What is a Public Private Partnership?A PPP or public-private partnership is a collaboration between public bodies, such as central government or local authorities, and private companies to finance, build, and in some cases operate or maintain an infrastructure project such as a road, school or hospital.
Once the asset is built, it is maintained for usually between 20 and 30 years by the private sector contractor, after which it returns to public ownership.
In trying to bring the public and private sector together, supporters argue the management skills and financial awareness of private investors will create better value for money for taxpayers.
PPPs are meant to transfer certain risks to the private sector, such as construction risk, which it is felt are better borne by the private contractors and are therefore able to reduce the costs to the public purse. However, opponents have questioned whether any risk is in reality transferred away from the public sector, and argue that using PPP has been a way for governments to hide spending off their balance sheets.

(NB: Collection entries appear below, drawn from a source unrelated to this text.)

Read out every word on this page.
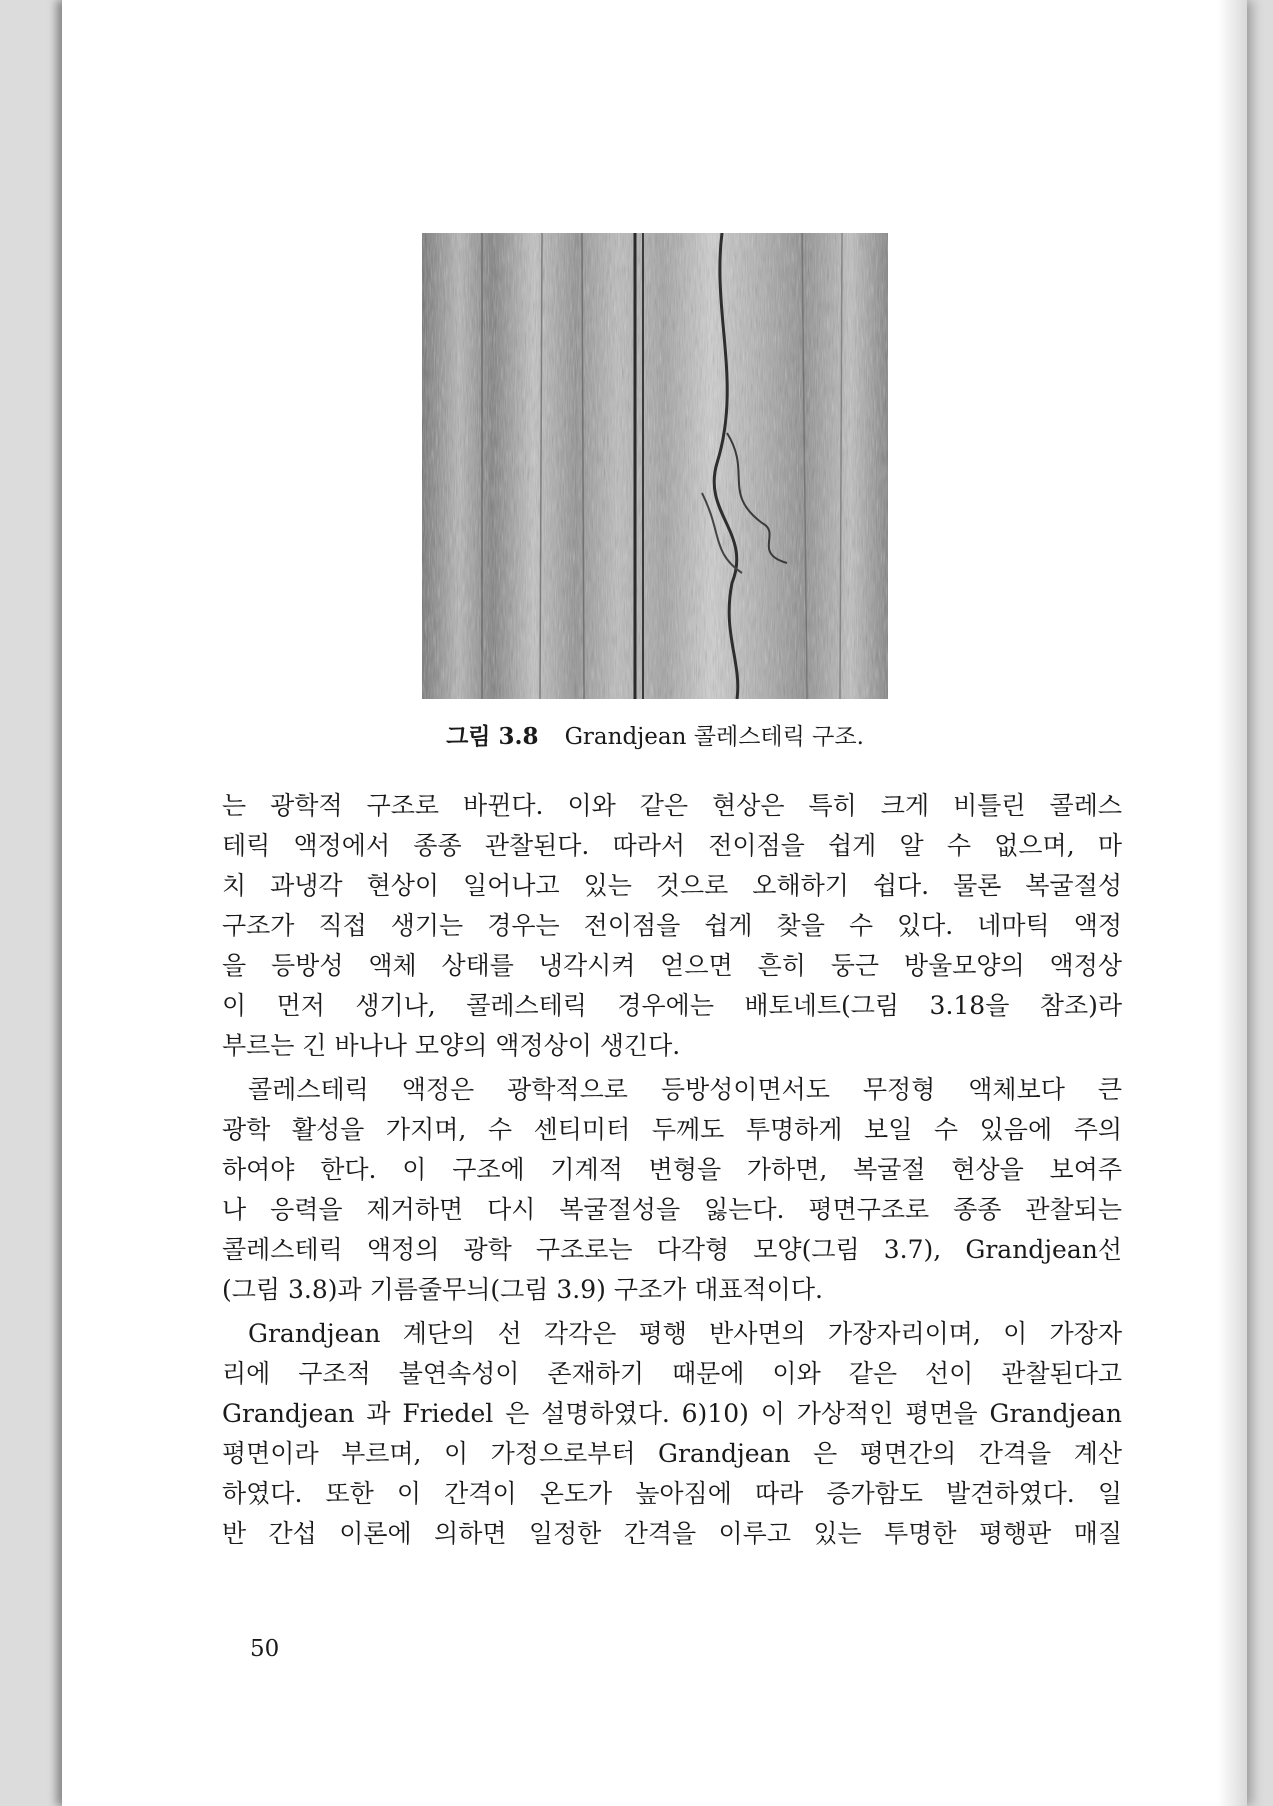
그림 3.8 Grandjean 콜레스테릭 구조.
는 광학적 구조로 바뀐다. 이와 같은 현상은 특히 크게 비틀린 콜레스
테릭 액정에서 종종 관찰된다. 따라서 전이점을 쉽게 알 수 없으며, 마
치 과냉각 현상이 일어나고 있는 것으로 오해하기 쉽다. 물론 복굴절성
구조가 직접 생기는 경우는 전이점을 쉽게 찾을 수 있다. 네마틱 액정
을 등방성 액체 상태를 냉각시켜 얻으면 흔히 둥근 방울모양의 액정상
이 먼저 생기나, 콜레스테릭 경우에는 배토네트(그림 3.18을 참조)라
부르는 긴 바나나 모양의 액정상이 생긴다.
콜레스테릭 액정은 광학적으로 등방성이면서도 무정형 액체보다 큰
광학 활성을 가지며, 수 센티미터 두께도 투명하게 보일 수 있음에 주의
하여야 한다. 이 구조에 기계적 변형을 가하면, 복굴절 현상을 보여주
나 응력을 제거하면 다시 복굴절성을 잃는다. 평면구조로 종종 관찰되는
콜레스테릭 액정의 광학 구조로는 다각형 모양(그림 3.7), Grandjean선
(그림 3.8)과 기름줄무늬(그림 3.9) 구조가 대표적이다.
Grandjean 계단의 선 각각은 평행 반사면의 가장자리이며, 이 가장자
리에 구조적 불연속성이 존재하기 때문에 이와 같은 선이 관찰된다고
Grandjean 과 Friedel 은 설명하였다. 6)10) 이 가상적인 평면을 Grandjean
평면이라 부르며, 이 가정으로부터 Grandjean 은 평면간의 간격을 계산
하였다. 또한 이 간격이 온도가 높아짐에 따라 증가함도 발견하였다. 일
반 간섭 이론에 의하면 일정한 간격을 이루고 있는 투명한 평행판 매질
50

In the UK, the private finance initiative or PFI model was created in the early 1990s and many governments around the world have interpreted the delivery mechanism in line with their own legislation and infrastructure needs. PPP has been seen as a solution to the funding shortfall experienced by many Western governments since then.

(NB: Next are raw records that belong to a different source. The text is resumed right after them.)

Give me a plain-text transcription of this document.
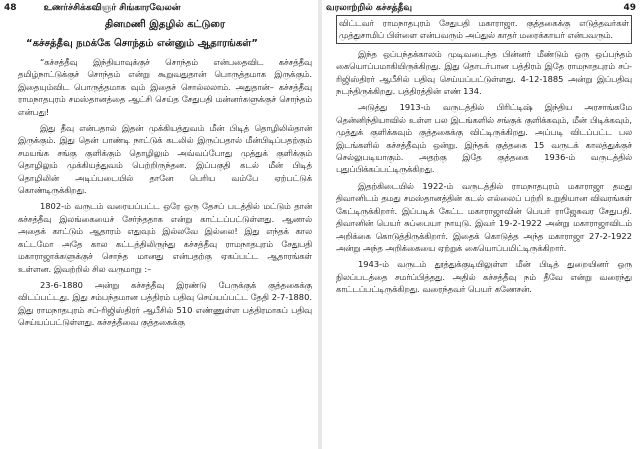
48	உணர்ச்சிக்கவிஞர் சிங்காரவேலன்
தினமணி இதழில் கட்டுரை
“கச்சத்தீவு நமக்கே சொந்தம் என்னும் ஆதாரங்கள்”

“கச்சத்தீவு இந்தியாவுக்குச் சொந்தம் என்பதைவிட கச்சத்தீவு தமிழ்நாட்டுக்குச் சொந்தம் என்று கூறுவதுதான் பொருத்தமாக இருக்கும். இதையும்விட பொருத்தமாக வும் இதைச் சொல்லலாம். அதுதான்– கச்சத்தீவு ராமநாதபுரம் சமஸ்தானத்தை ஆட்சி செய்த சேதுபதி மன்னர்களுக்குச் சொந்தம் என்பது!

இது தீவு என்பதால் இதன் முக்கியத்துவம் மீன் பிடித் தொழிலில்தான் இருக்கும். இது தென் பாண்டி நாட்டுக் கடலில் இருப்பதால் மீன்பிடிப்பதற்கும் சமயங்க சங்கு குளிக்கும் தொழிலும் அவ்வப்போது முத்துக் குளிக்கும் தொழிலும் முக்கியத்துவம் பெற்றிருந்தன. இப்பகுதி கடல் மீன் பிடித் தொழிலின் அடிப்படையில் தானே பெரிய வம்பே ஏற்பட்டுக் கொண்டிருக்கிறது.

1802-ம் வருடம் வரையப்பட்ட ஒரே ஒரு தேசப் படத்தில் மட்டும் தான் கச்சத்தீவு இலங்கையைச் சேர்ந்ததாக என்று காட்டப்பட்டுள்ளது. ஆனால் அதைக் காட்டும் ஆதாரம் எதுவும் இல்லவே இல்லை! இது எந்தக் கால கட்டமோ அதே கால கட்டத்திலிருந்து கச்சத்தீவு ராமநாதபுரம் சேதுபதி மகாராஜாக்களுக்குச் சொந்த மானது என்பதற்கு ஏகப்பட்ட ஆதாரங்கள் உள்ளன. இவற்றில் சில வருமாறு :–

23-6-1880 அன்று கச்சத்தீவு இரண்டு பேருக்குக் குத்தகைக்கு விடப்பட்டது. இது சம்பந்தமான பத்திரம் பதிவு செய்யப்பட்ட தேதி 2-7-1880. இது ராமநாதபுரம் சப்-ரிஜிஸ்திரர் ஆபீசில் 510 எண்ணுள்ள பத்திரமாகப் பதிவு செய்யப்பட்டுள்ளது. கச்சத்தீவை குத்தகைக்கு

வரலாற்றில் கச்சத்தீவு	49

விட்டவர் ராமநாதபுரம் சேதுபதி மகாராஜா. குத்தகைக்கு எடுத்தவர்கள் முத்துசாமிப் பிள்ளை என்பவரும் அப்துல் காதர் மரைக்காயர் என்பவரும்.

இந்த ஒப்பந்தக்காலம் முடிவடைந்த பின்னர் மீண்டும் ஒரு ஒப்பந்தம் கையொப்பமாகியிருக்கிறது. இது தொடர்பான பத்திரம் இதே ராமநாதபுரம் சப்-ரிஜிஸ்திரர் ஆபீசில் பதிவு செய்யப்பட்டுள்ளது. 4-12-1885 அன்று இப்பதிவு நடந்திருக்கிறது. பத்திரத்தின் எண் 134.

அடுத்து 1913-ம் வருடத்தில் பிரிட்டிஷ் இந்திய அரசாங்கமே தென்னிந்தியாவில் உள்ள பல இடங்களில் சங்குக் குளிக்கவும், மீன் பிடிக்கவும், முத்துக் குளிக்கவும் குத்தகைக்கு விட்டிருக்கிறது. அப்படி விடப்பட்ட பல இடங்களில் கச்சத்தீவும் ஒன்று. இந்தக் குத்தகை 15 வருடக் காலத்துக்குச் செல்லுபடியாகும். அதற்கு இதே குத்தகை 1936-ம் வருடத்தில் புதுப்பிக்கப்பட்டிருக்கிறது.

இதற்கிடையில் 1922-ம் வருடத்தில் ராமநாதபுரம் மகாராஜா தமது திவானிடம் தமது சமஸ்தானத்தின் கடல் எல்லைப் பற்றி உறுதியான விவரங்கள் கேட்டிருக்கிறார். இப்படிக் கேட்ட மகாராஜாவின் பெயர் ராஜேசுவர சேதுபதி. திவானின் பெயர் சுப்பையா நாயுடு. இவர் 19-2-1922 அன்று மகாராஜாவிடம் அறிக்கை கொடுத்திருக்கிறார். இதைக் கொடுத்த அந்த மகாராஜா 27-2-1922 அன்று அந்த அறிக்கையை ஏற்றுக் கையொப்பமிட்டிருக்கிறார்.

1943-ம் வருடம் தூத்துக்குடியிலுள்ள மீன் பிடித் துறையினர் ஒரு நிலப்படத்தை சமர்ப்பித்தது. அதில் கச்சத்தீவு நம் தீவே என்று வரைந்து காட்டப்பட்டிருக்கிறது. வரைந்தவர் பெயர் கணேசன்.
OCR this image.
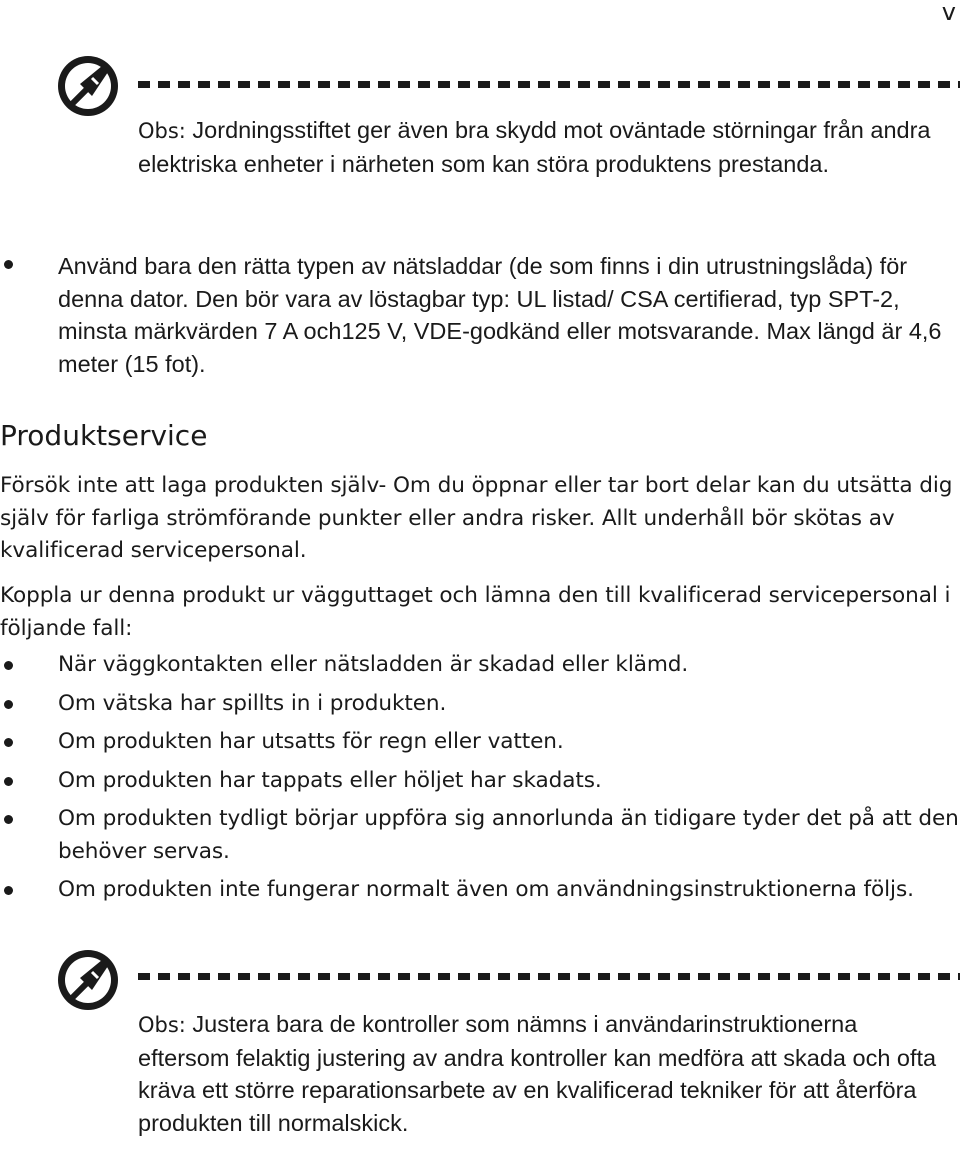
v
Obs: Jordningsstiftet ger även bra skydd mot oväntade störningar från andra elektriska enheter i närheten som kan störa produktens prestanda.
Använd bara den rätta typen av nätsladdar (de som finns i din utrustningslåda) för denna dator. Den bör vara av löstagbar typ: UL listad/ CSA certifierad, typ SPT-2, minsta märkvärden 7 A och125 V, VDE-godkänd eller motsvarande. Max längd är 4,6 meter (15 fot).
Produktservice

Försök inte att laga produkten själv- Om du öppnar eller tar bort delar kan du utsätta dig själv för farliga strömförande punkter eller andra risker. Allt underhåll bör skötas av kvalificerad servicepersonal.

Koppla ur denna produkt ur vägguttaget och lämna den till kvalificerad servicepersonal i följande fall:

När väggkontakten eller nätsladden är skadad eller klämd.
Om vätska har spillts in i produkten.
Om produkten har utsatts för regn eller vatten.
Om produkten har tappats eller höljet har skadats.
Om produkten tydligt börjar uppföra sig annorlunda än tidigare tyder det på att den behöver servas.
Om produkten inte fungerar normalt även om användningsinstruktionerna följs.
Obs: Justera bara de kontroller som nämns i användarinstruktionerna eftersom felaktig justering av andra kontroller kan medföra att skada och ofta kräva ett större reparationsarbete av en kvalificerad tekniker för att återföra produkten till normalskick.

As a result, PPPs are now used in more than half of the world's countries with PPP pipelines identified and new pilot projects considered every year.

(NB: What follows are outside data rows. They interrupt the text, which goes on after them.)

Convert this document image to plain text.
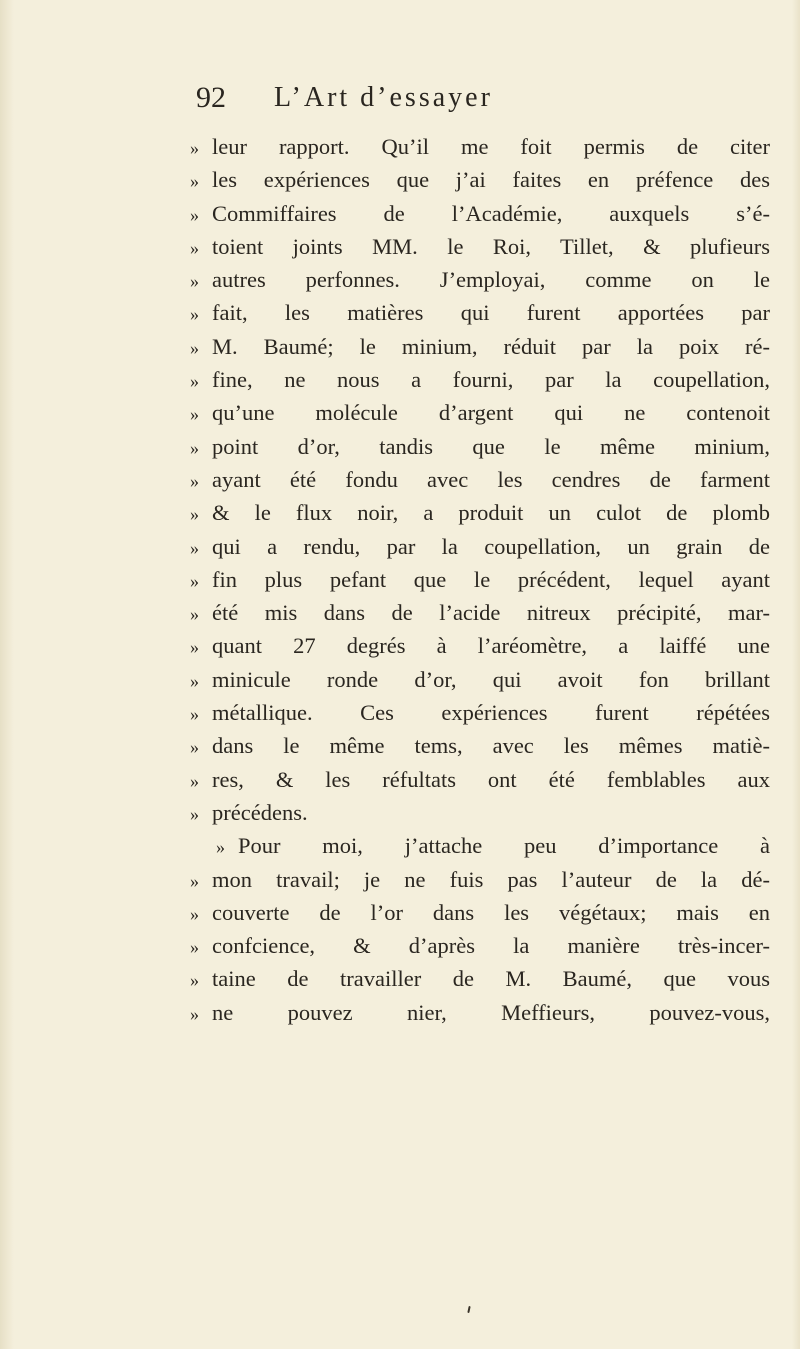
92 L’Art d’essayer
» leur rapport. Qu’il me foit permis de citer
» les expériences que j’ai faites en préfence des
» Commiffaires de l’Académie, auxquels s’é-
» toient joints MM. le Roi, Tillet, & plufieurs
» autres perfonnes. J’employai, comme on le
» fait, les matières qui furent apportées par
» M. Baumé; le minium, réduit par la poix ré-
» fine, ne nous a fourni, par la coupellation,
» qu’une molécule d’argent qui ne contenoit
» point d’or, tandis que le même minium,
» ayant été fondu avec les cendres de farment
» & le flux noir, a produit un culot de plomb
» qui a rendu, par la coupellation, un grain de
» fin plus pefant que le précédent, lequel ayant
» été mis dans de l’acide nitreux précipité, mar-
» quant 27 degrés à l’aréomètre, a laiffé une
» minicule ronde d’or, qui avoit fon brillant
» métallique. Ces expériences furent répétées
» dans le même tems, avec les mêmes matiè-
» res, & les réfultats ont été femblables aux
» précédens.
» Pour moi, j’attache peu d’importance à
» mon travail; je ne fuis pas l’auteur de la dé-
» couverte de l’or dans les végétaux; mais en
» confcience, & d’après la manière très-incer-
» taine de travailler de M. Baumé, que vous
» ne pouvez nier, Meffieurs, pouvez-vous,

The model is well-established for the construction of economic infrastructure such as roads, bridges and public transport systems but it is also used for social infrastructure such as schools, prisons and hospitals.
In countries such as Canada, Australia and parts of Western Europe, governments have embraced the PPP model and it is widely seen as first choice for large public projects which require significant investment and facility or cost management over the duration of the contract.